# Least-balanced possible red-black tree of n distinct nodes

Let's say we have a red-black tree of $$n$$ total nodes where all keys are distinct. The subtree rooted at the root node's left child has $$n_L$$ nodes, and similarly the subtree rooted at the root node's right child has $$n_R$$ nodes.

What is the range of values on $$n_L$$ and $$n_R$$ for any $$n \geq 3$$? For example, in the above image: $$n = 8, n_L = 1, n_R = 6$$.

Let $$b$$ be the black height of the left subtree, which is also the black height of the right subtree.
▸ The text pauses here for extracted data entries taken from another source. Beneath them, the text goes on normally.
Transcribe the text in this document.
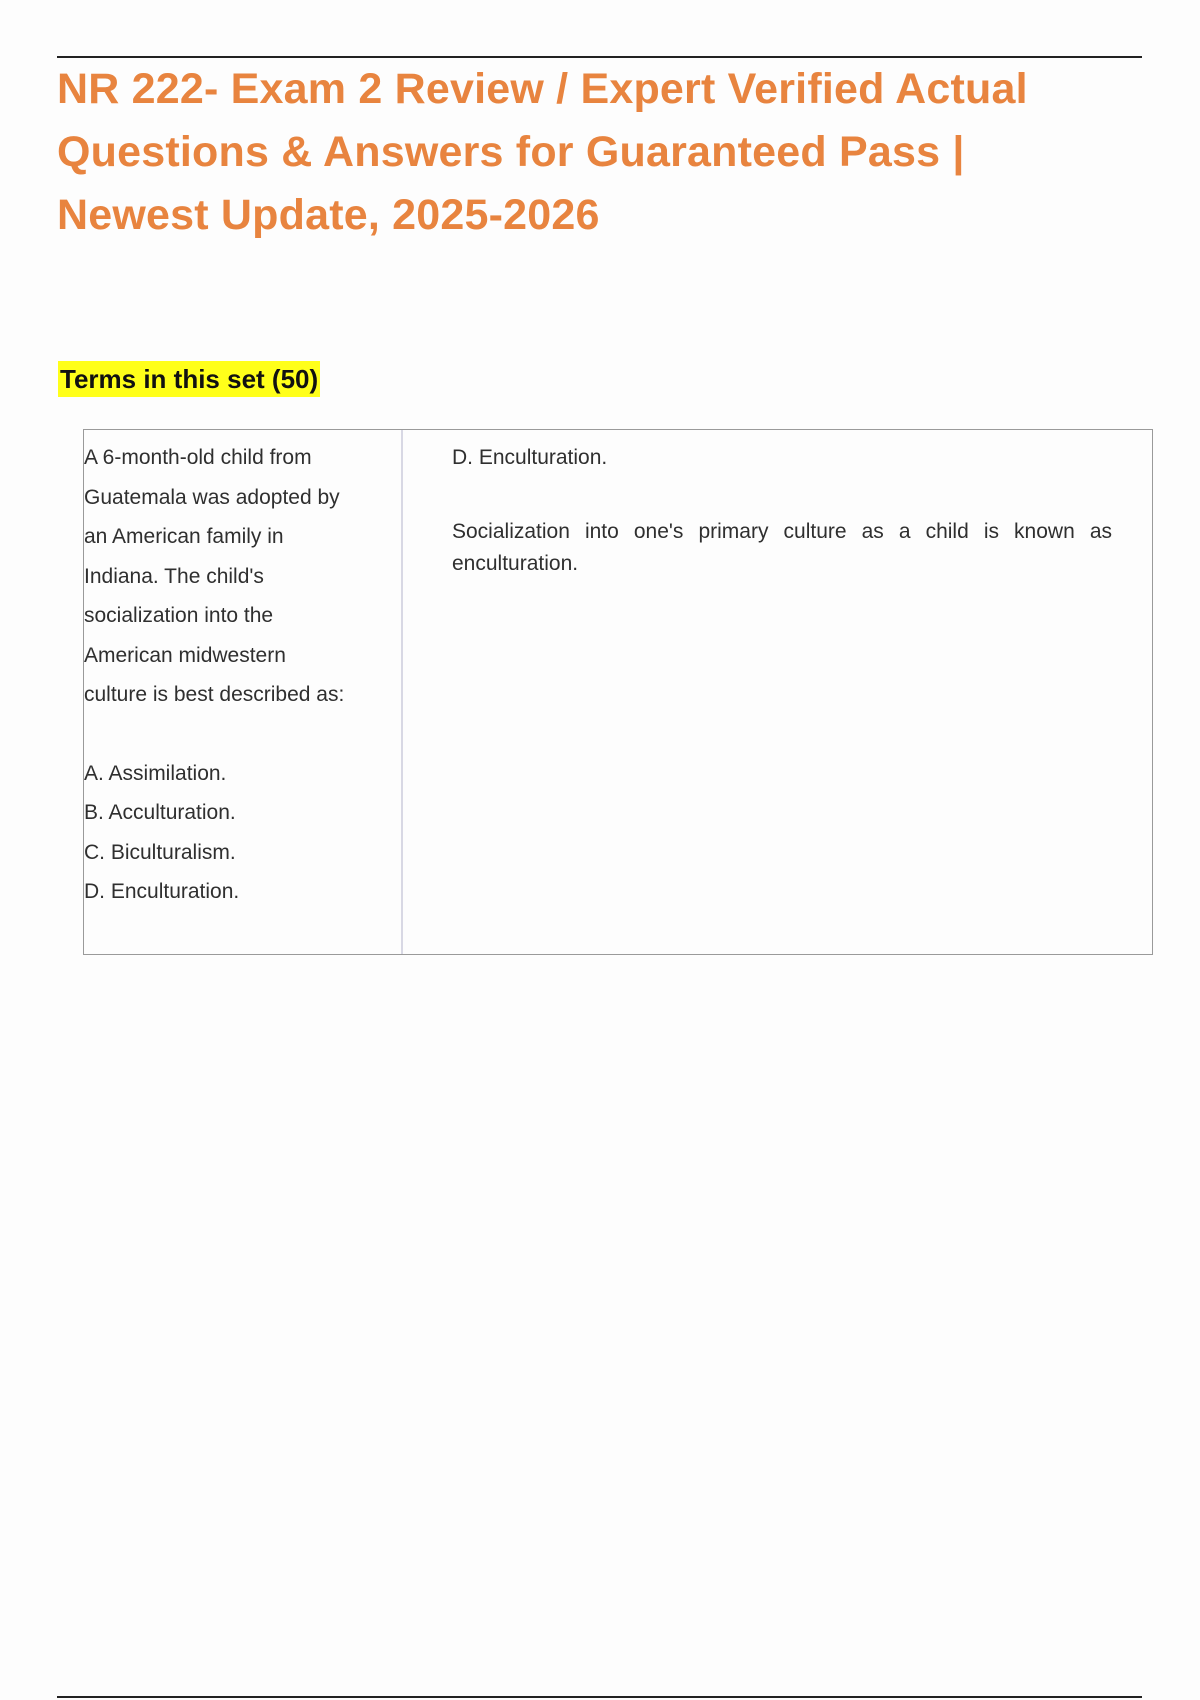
NR 222- Exam 2 Review / Expert Verified Actual
Questions & Answers for Guaranteed Pass |
Newest Update, 2025-2026
Terms in this set (50)
A 6-month-old child from
Guatemala was adopted by
an American family in
Indiana. The child's
socialization into the
American midwestern
culture is best described as:
A. Assimilation.
B. Acculturation.
C. Biculturalism.
D. Enculturation.
D. Enculturation.
Socialization into one's primary culture as a child is known as enculturation.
The number of nodes in the left subtree is at least $$2^{b}-1$$. $$2^b-1$$ is reached when the left subtree is a perfect binary tree of black nodes and height $$b-1$$.

The number of nodes in the right subtree is at most $$2^{2b+1}-1$$. $$2^{2b+1}-1$$ is reached when the root is black and the right subtree is a perfect binary tree of height $$2b$$ with nodes colored red, black, red, black and so on alternatively from top to bottom.

$$2^b-1 + 2^{2b+1}-1\ge n-1$$

Solving for $$b$$, we obtain $$b\ge f(n) := \lceil \log_2(\sqrt{8n+9}-1)\rceil-2$$

So, the range for $$n_L$$ is $$[2^{f(n)}-1, n - 2^{f(n)}]$$, which is, by symmetry, also the range for $$n_R$$.

For example, when $$n=8$$, $$f(n)=1$$, the range is $$[1, 6]$$ as illustrated in the question.